We realized that the perfect cloud infrastructure would structurally discourage the creation of puppies.

Imagine a cloud in which servers were automatically decommissioned after a week of use. In a sort of anti-SLA, any VM running for more than 168 hours would be (gracefully) terminated. This would force a constant churn of resources within the infrastructure that enables true cattle-like management. This cloud would be able to very gracefully rebalance load and handle disruptive management operations because the workloads are designed for the churn.

We called these servers mayflies due to their limited life span.

While this approach requires a high degree of automation, the most successful cloud operators I have met are effectively building workloads with this requirement. If we require application workloads to be elastic and fault-resilient then we have a much higher degree of flexibility with the underlying infrastructure. I’ve seen this in practice with several OpenStack clouds: operators with helped applications deploy using automation were able to decommission “old” clouds much more gracefully. They effectively turned their entire cloud into a cow. Sadly, the ones without that investment puppified™ the ops infrastructure and created a much more brittle environment.

The opposite of a mayfly is the dinosaur: a server that is so brittle and locked that the slightest disturbance wipes out everything it touches.
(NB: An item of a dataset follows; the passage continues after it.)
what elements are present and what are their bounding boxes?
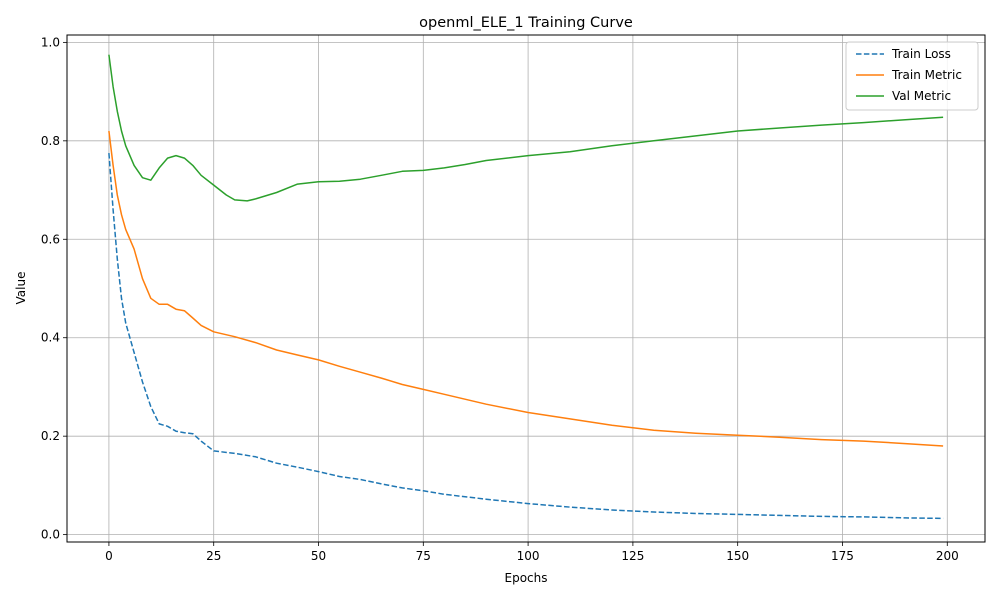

Dinosaurs are puppies grown into a T-Rex with rows of massive razor sharp teeth and tiny manicured hands. These are systems that are so unique and historical that there’s no way to recreate them if there’s a failure. The original maintainers exit happy hour was celebrated by people who were laid-off two CEOs ago. The impact of dinosaurs goes beyond their operational risk; they are typically impossible to extend or maintain and, consequently, ossify other server around them. This type of server drains elasticity from your ops team.

Puppies do not grow up to become dogs, they become dinosaurs.

It’s a classic lean adage to do hard things more frequently. Perhaps it’s time to start creating mayflies in your ops infrastructure.